Wer als Selbständiger auf Krankentagegeld verzichtet, erhält einen etwas reduzierten Beitragssatz, erhält aber eben bei Verdienstausfall nichts. Das kann auch schnell in einer echten finanziellen Misere enden, setzt einen z.B. ei Unfall außer Gefecht.

VOR- & NACHTEILE DER GESETZLICHEN KRANKENVERSICHERUNG

 

 Vorteile GKV
– Solidargemeinschaft, Beitragssatz unabhängig von Alter, Geschlecht und Gesundheitszustand
– unkündbar von Seiten der Versicherung, wenn man z.B. sehr schwer krank wird, einen Unfall fahrlässig verursacht…
– Familienmitglieder ohne eigenes Einkommen sind kostenlos mitversichert
– Behandlungen im Rahmen der gesetzlichen Leistungen sind bis auf geringe Zuzahlung wie Rezeptgebühren kostenfrei, nichts muss vorgelegt werden
 Nachteile GKV
– Grundversorgung, aber einige Therapien wie auch Naturheilverfahren, Heilpraktiker etc werden nicht übernommen
– Medikamente nur aus einer vorgegebenen Liste
– keine Arztwahl im Krankenhaus
– lange Wartezeiten auf Facharzttermine
– kaum mehr Hausbesuche, auch nicht bei hohem Fieber o.ä., am Wochenende etc (muss Notdienst oder Krankenhaus aufgesucht werden)
– keine Übernahme/Zuschüsse bei Sehhilfsmitteln
– nur beschränkte Übernahme anderer Hilfsmittel, oft nur Pauschalbetrag für Grundversorgung (z.B. besseres, kleines Hörgerät nur mit hohem Aufpreis)

PFLEGEVERSICHERUNG FÜR SELBSTÄNDIGE?

Die Pflegeversicherung ist für alle Krankenversicherten Pflicht und wird in der Regel beim gleichen Versicherungsträger, ob gesetzlich oder privat, mitversichert.
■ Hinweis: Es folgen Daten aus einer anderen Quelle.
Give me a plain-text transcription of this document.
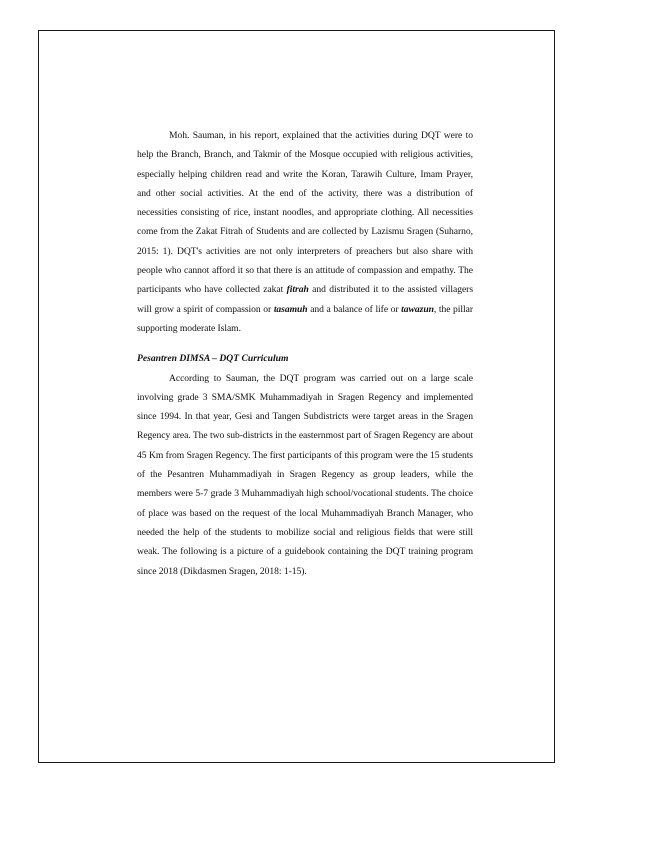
Moh. Sauman, in his report, explained that the activities during DQT were to help the Branch, Branch, and Takmir of the Mosque occupied with religious activities, especially helping children read and write the Koran, Tarawih Culture, Imam Prayer, and other social activities. At the end of the activity, there was a distribution of necessities consisting of rice, instant noodles, and appropriate clothing. All necessities come from the Zakat Fitrah of Students and are collected by Lazismu Sragen (Suharno, 2015: 1). DQT's activities are not only interpreters of preachers but also share with people who cannot afford it so that there is an attitude of compassion and empathy. The participants who have collected zakat fitrah and distributed it to the assisted villagers will grow a spirit of compassion or tasamuh and a balance of life or tawazun, the pillar supporting moderate Islam.

Pesantren DIMSA – DQT Curriculum

According to Sauman, the DQT program was carried out on a large scale involving grade 3 SMA/SMK Muhammadiyah in Sragen Regency and implemented since 1994. In that year, Gesi and Tangen Subdistricts were target areas in the Sragen Regency area. The two sub-districts in the easternmost part of Sragen Regency are about 45 Km from Sragen Regency. The first participants of this program were the 15 students of the Pesantren Muhammadiyah in Sragen Regency as group leaders, while the members were 5-7 grade 3 Muhammadiyah high school/vocational students. The choice of place was based on the request of the local Muhammadiyah Branch Manager, who needed the help of the students to mobilize social and religious fields that were still weak. The following is a picture of a guidebook containing the DQT training program since 2018 (Dikdasmen Sragen, 2018: 1-15).
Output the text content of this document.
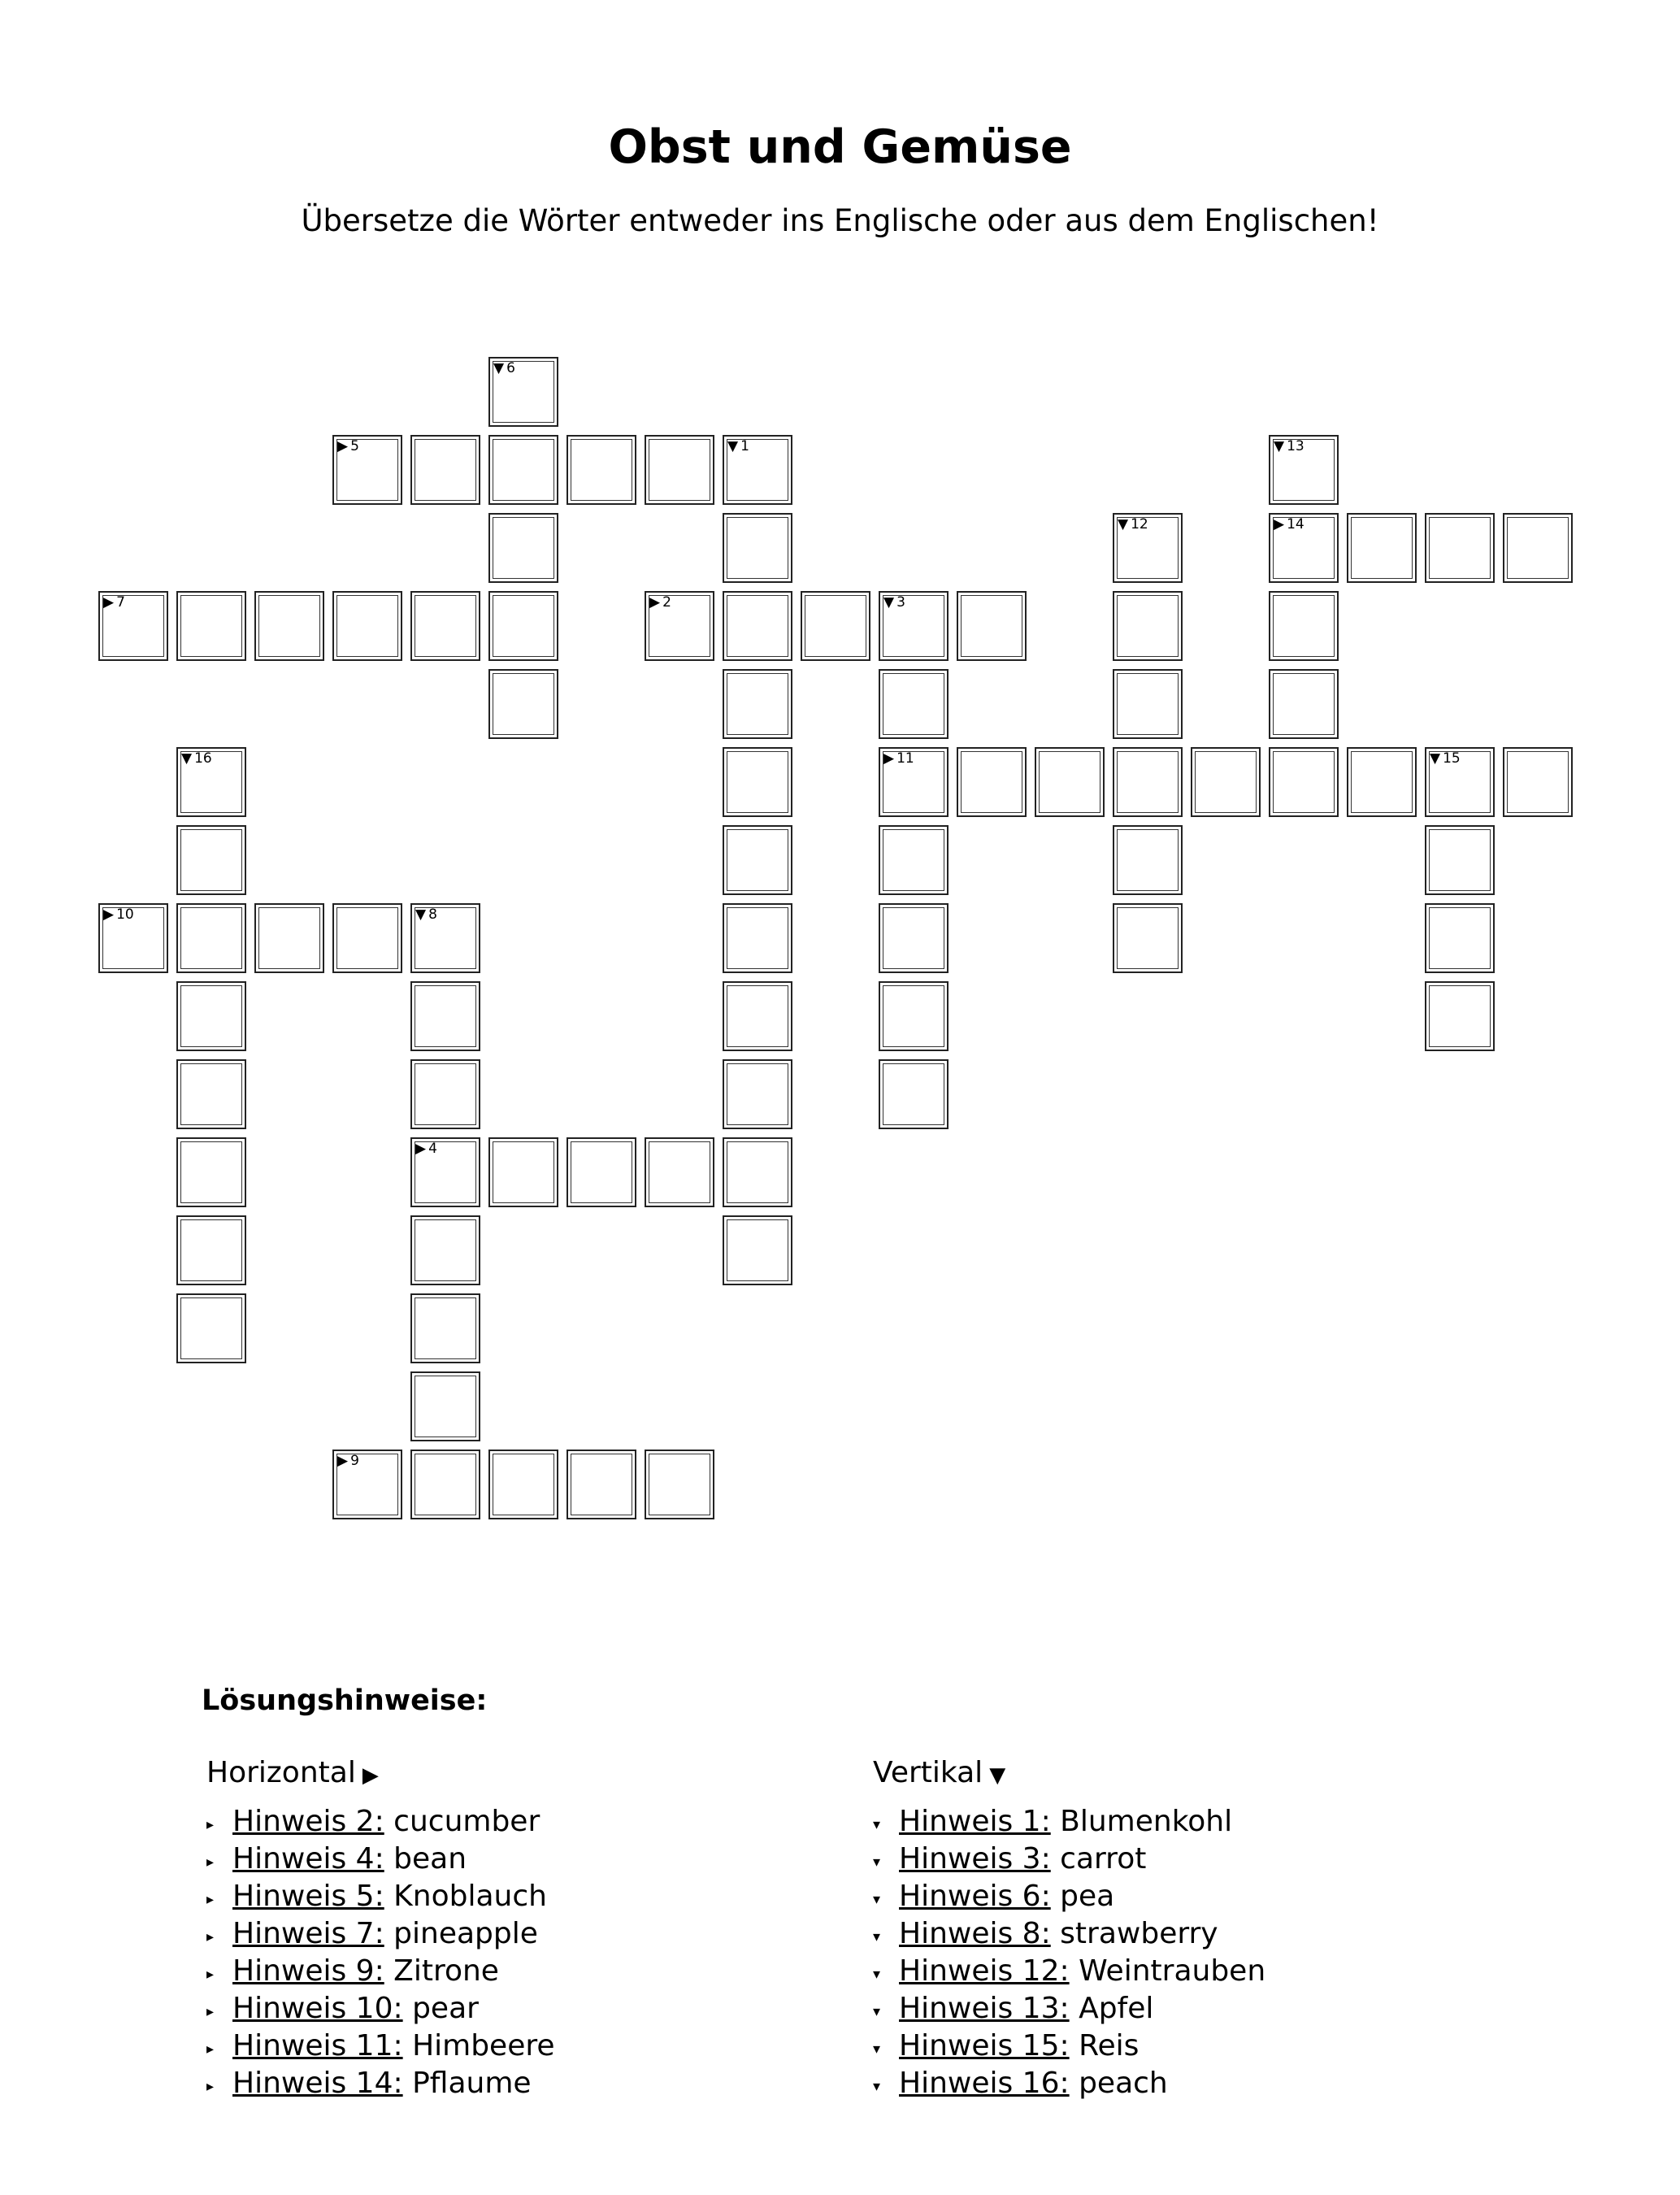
Obst und Gemüse
Übersetze die Wörter entweder ins Englische oder aus dem Englischen!
▶ 2	▼ 3
▶ 4
▶ 5	▼ 1
▶ 7
▶ 9
▶ 10	▼ 8
▶ 11	▼ 15
▶ 14
▼ 6
▼ 12
▼ 13
▼ 16
Lösungshinweise:
Horizontal ▶
▸ Hinweis 2: cucumber
▸ Hinweis 4: bean
▸ Hinweis 5: Knoblauch
▸ Hinweis 7: pineapple
▸ Hinweis 9: Zitrone
▸ Hinweis 10: pear
▸ Hinweis 11: Himbeere
▸ Hinweis 14: Pflaume
Vertikal ▼
▾ Hinweis 1: Blumenkohl
▾ Hinweis 3: carrot
▾ Hinweis 6: pea
▾ Hinweis 8: strawberry
▾ Hinweis 12: Weintrauben
▾ Hinweis 13: Apfel
▾ Hinweis 15: Reis
▾ Hinweis 16: peach
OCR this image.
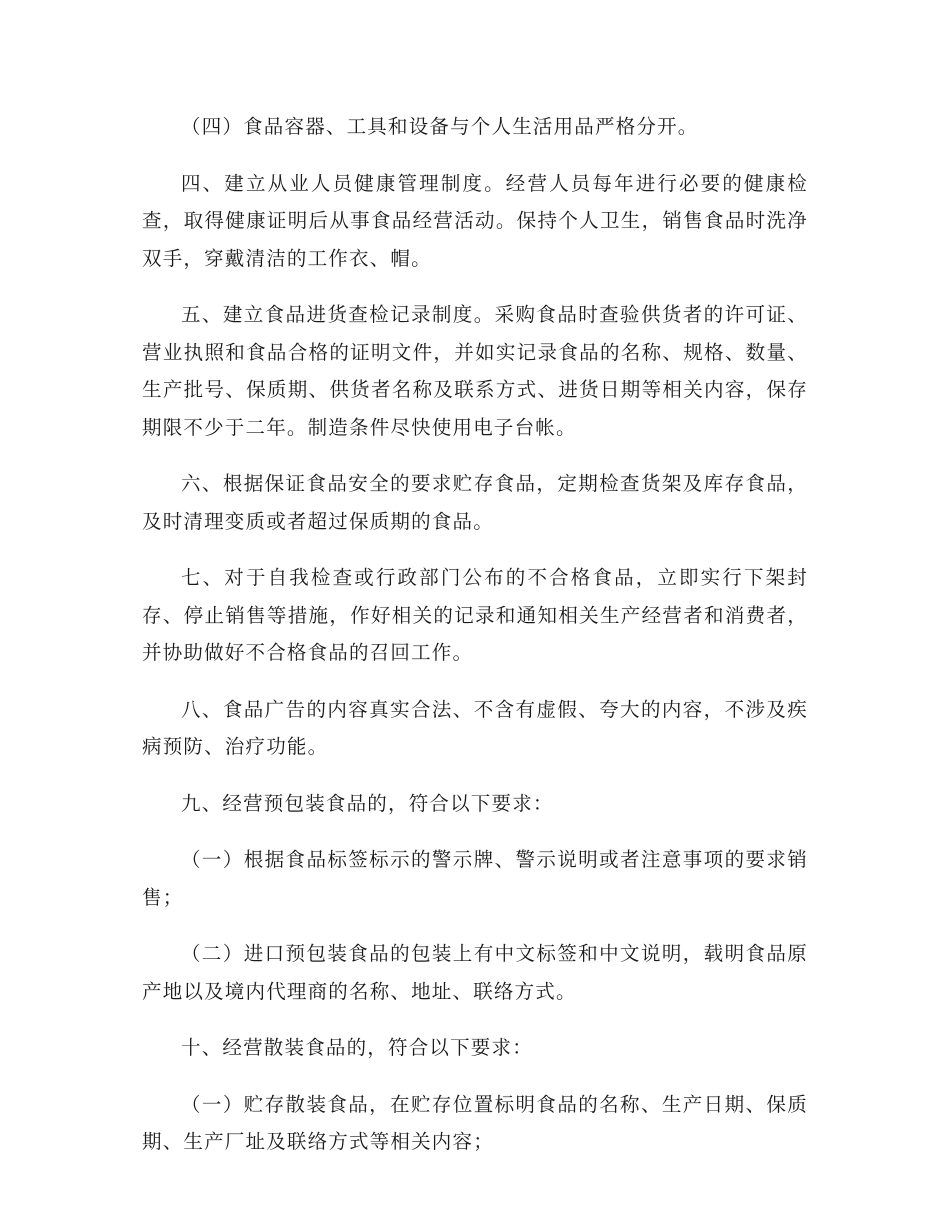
（四）食品容器、工具和设备与个人生活用品严格分开。

四、建立从业人员健康管理制度。经营人员每年进行必要的健康检查，取得健康证明后从事食品经营活动。保持个人卫生，销售食品时洗净双手，穿戴清洁的工作衣、帽。

五、建立食品进货查检记录制度。采购食品时查验供货者的许可证、营业执照和食品合格的证明文件，并如实记录食品的名称、规格、数量、生产批号、保质期、供货者名称及联系方式、进货日期等相关内容，保存期限不少于二年。制造条件尽快使用电子台帐。

六、根据保证食品安全的要求贮存食品，定期检查货架及库存食品，及时清理变质或者超过保质期的食品。

七、对于自我检查或行政部门公布的不合格食品，立即实行下架封存、停止销售等措施，作好相关的记录和通知相关生产经营者和消费者，并协助做好不合格食品的召回工作。

八、食品广告的内容真实合法、不含有虚假、夸大的内容，不涉及疾病预防、治疗功能。

九、经营预包装食品的，符合以下要求：

（一）根据食品标签标示的警示牌、警示说明或者注意事项的要求销售；

（二）进口预包装食品的包装上有中文标签和中文说明，载明食品原产地以及境内代理商的名称、地址、联络方式。

十、经营散装食品的，符合以下要求：

（一）贮存散装食品，在贮存位置标明食品的名称、生产日期、保质期、生产厂址及联络方式等相关内容；
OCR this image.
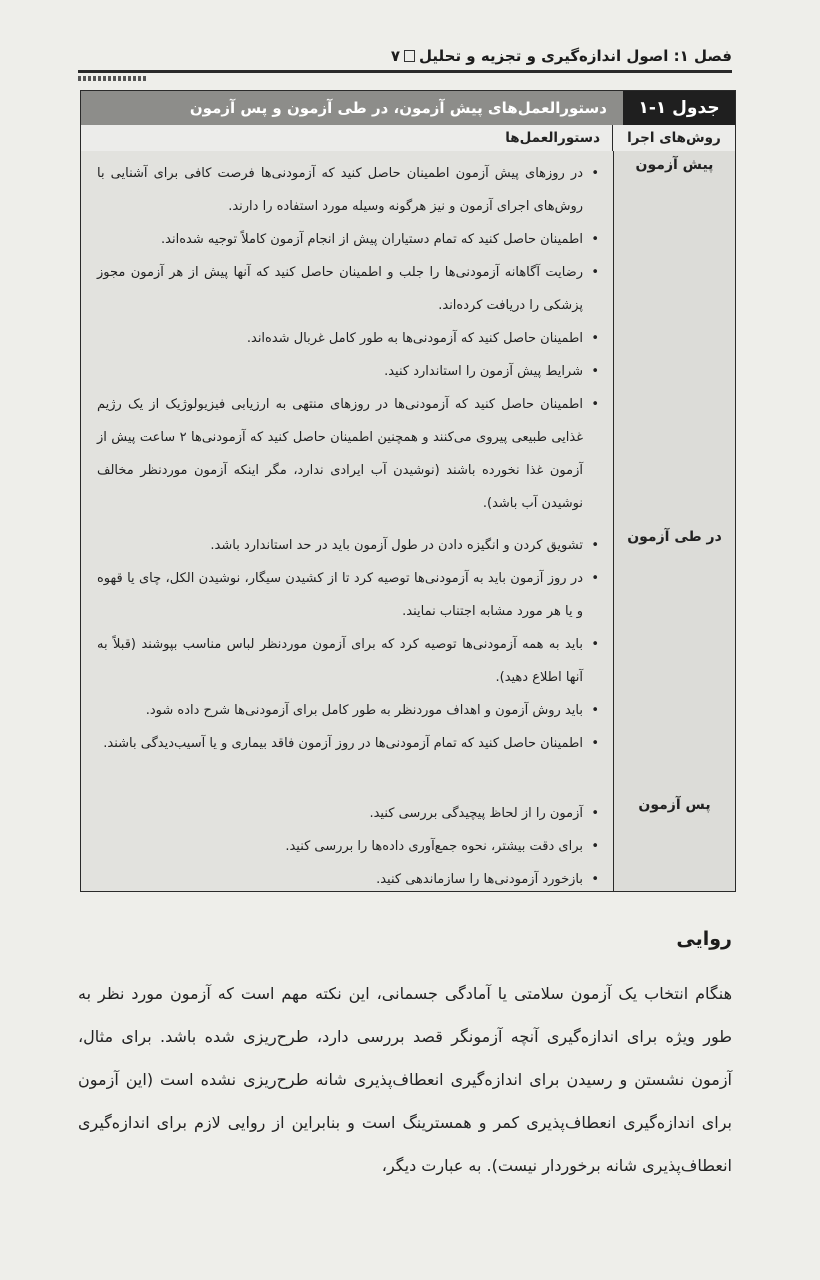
فصل ۱: اصول اندازه‌گیری و تجزیه و تحلیل
۷
جدول ۱-۱
دستورالعمل‌های پیش آزمون، در طی آزمون و پس آزمون
روش‌های اجرا
دستورالعمل‌ها
پیش آزمون
• در روزهای پیش آزمون اطمینان حاصل کنید که آزمودنی‌ها فرصت کافی برای آشنایی با روش‌های اجرای آزمون و نیز هرگونه وسیله مورد استفاده را دارند.
• اطمینان حاصل کنید که تمام دستیاران پیش از انجام آزمون کاملاً توجیه شده‌اند.
• رضایت آگاهانه آزمودنی‌ها را جلب و اطمینان حاصل کنید که آنها پیش از هر آزمون مجوز پزشکی را دریافت کرده‌اند.
• اطمینان حاصل کنید که آزمودنی‌ها به طور کامل غربال شده‌اند.
• شرایط پیش آزمون را استاندارد کنید.
• اطمینان حاصل کنید که آزمودنی‌ها در روزهای منتهی به ارزیابی فیزیولوژیک از یک رژیم غذایی طبیعی پیروی می‌کنند و همچنین اطمینان حاصل کنید که آزمودنی‌ها ۲ ساعت پیش از آزمون غذا نخورده باشند (نوشیدن آب ایرادی ندارد، مگر اینکه آزمون موردنظر مخالف نوشیدن آب باشد).
در طی آزمون
• تشویق کردن و انگیزه دادن در طول آزمون باید در حد استاندارد باشد.
• در روز آزمون باید به آزمودنی‌ها توصیه کرد تا از کشیدن سیگار، نوشیدن الکل، چای یا قهوه و یا هر مورد مشابه اجتناب نمایند.
• باید به همه آزمودنی‌ها توصیه کرد که برای آزمون موردنظر لباس مناسب بپوشند (قبلاً به آنها اطلاع دهید).
• باید روش آزمون و اهداف موردنظر به طور کامل برای آزمودنی‌ها شرح داده شود.
• اطمینان حاصل کنید که تمام آزمودنی‌ها در روز آزمون فاقد بیماری و یا آسیب‌دیدگی باشند.
پس آزمون
• آزمون را از لحاظ پیچیدگی بررسی کنید.
• برای دقت بیشتر، نحوه جمع‌آوری داده‌ها را بررسی کنید.
• بازخورد آزمودنی‌ها را سازماندهی کنید.
روایی

هنگام انتخاب یک آزمون سلامتی یا آمادگی جسمانی، این نکته مهم است که آزمون مورد نظر به طور ویژه برای اندازه‌گیری آنچه آزمونگر قصد بررسی دارد، طرح‌ریزی شده باشد. برای مثال، آزمون نشستن و رسیدن برای اندازه‌گیری انعطاف‌پذیری شانه طرح‌ریزی نشده است (این آزمون برای اندازه‌گیری انعطاف‌پذیری کمر و همسترینگ است و بنابراین از روایی لازم برای اندازه‌گیری انعطاف‌پذیری شانه برخوردار نیست). به عبارت دیگر،
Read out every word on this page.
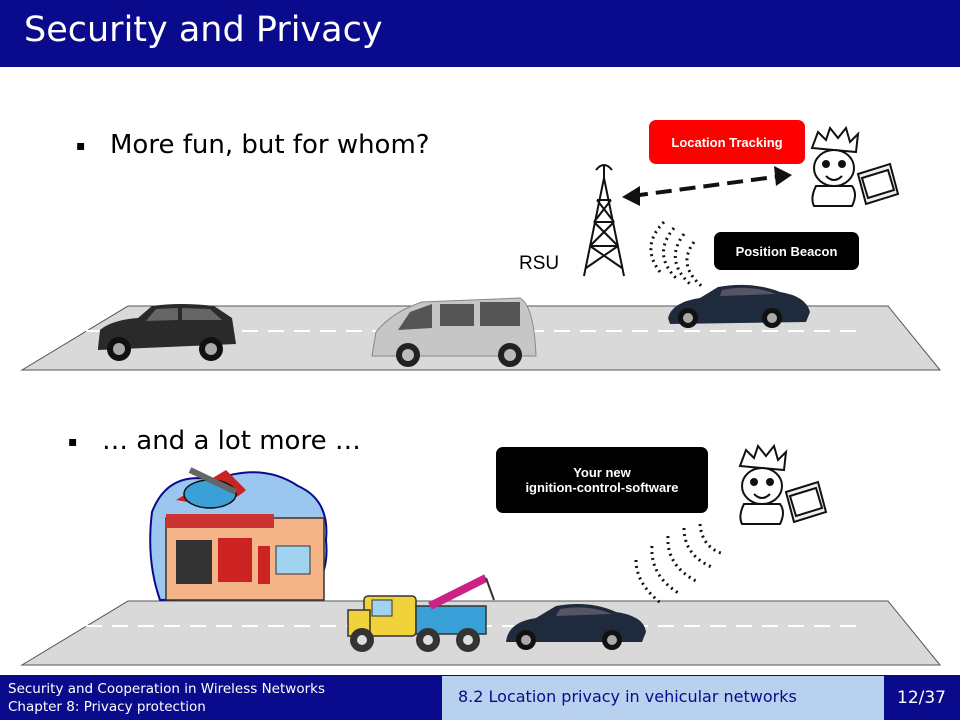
Security and Privacy
▪ More fun, but for whom?
▪ … and a lot more …
Location Tracking
Position Beacon
Your new
ignition-control-software
RSU
Security and Cooperation in Wireless Networks
Chapter 8: Privacy protection
8.2 Location privacy in vehicular networks	12/37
Man sollte sich darüber klar sein, dass die Pflegeversicherung nur einen Teil der Pflegekosten im Pflegefall abdeckt, weitere Vorsorge ist nötig, wenn man nicht möchte, dass Kinder und  andere Verwandte das mitfinanzieren müssen. Leider bleibt einem als kleiner Selbständiger oft nicht viel Spielraum zu groß angelegten Vorsorge- & Sparmaßnahmen.

  • Beitragssatz: 2,55%
  • Beitragszuschlag für Kinderlose: 0,25%

Bei gesetzlich versicherten Angestelltem wir der Beitrag wie auch die Krankenversicherung zur Hälfte von Arbeitgeber und zur anderen vom Arbeitnehmer getragen

Bloggen hauptberuflich KSK & Rentenversicherung

RENTENVERSICHERUNG ALS FREIBERUFLER

Als Angestellter ist man automatisch rentenversichert, als Freiberufler/ Selbständiger muss man selbst vorsorgen und das kann ins Geld gehen. Wer nicht viel Rente zu erwarten hat, sollte sich überlegen, ob er “riestert” oder lieber versucht anders etwas zurückzulegen, z.B. lieber in Eigentum investiert, anstatt eine Wohnung zu mieten.. Denn wenn die Rente später vom Staat aufgestockt werden muss, wird der ersparte Riesterbetrag weitgehend angerechnet, man hat also wenig davon.

KSK | DIE KÜNSTLERSOZIALKASSE

Der Name KÜNSTLERSOZIALKASSE ist ein wenig irreführend und klingt irgendwie, als sei es eine Armenersatzkasse für brotlose Künstler, denen man eine Minimalversorgung durch das Arztmobil anbietet.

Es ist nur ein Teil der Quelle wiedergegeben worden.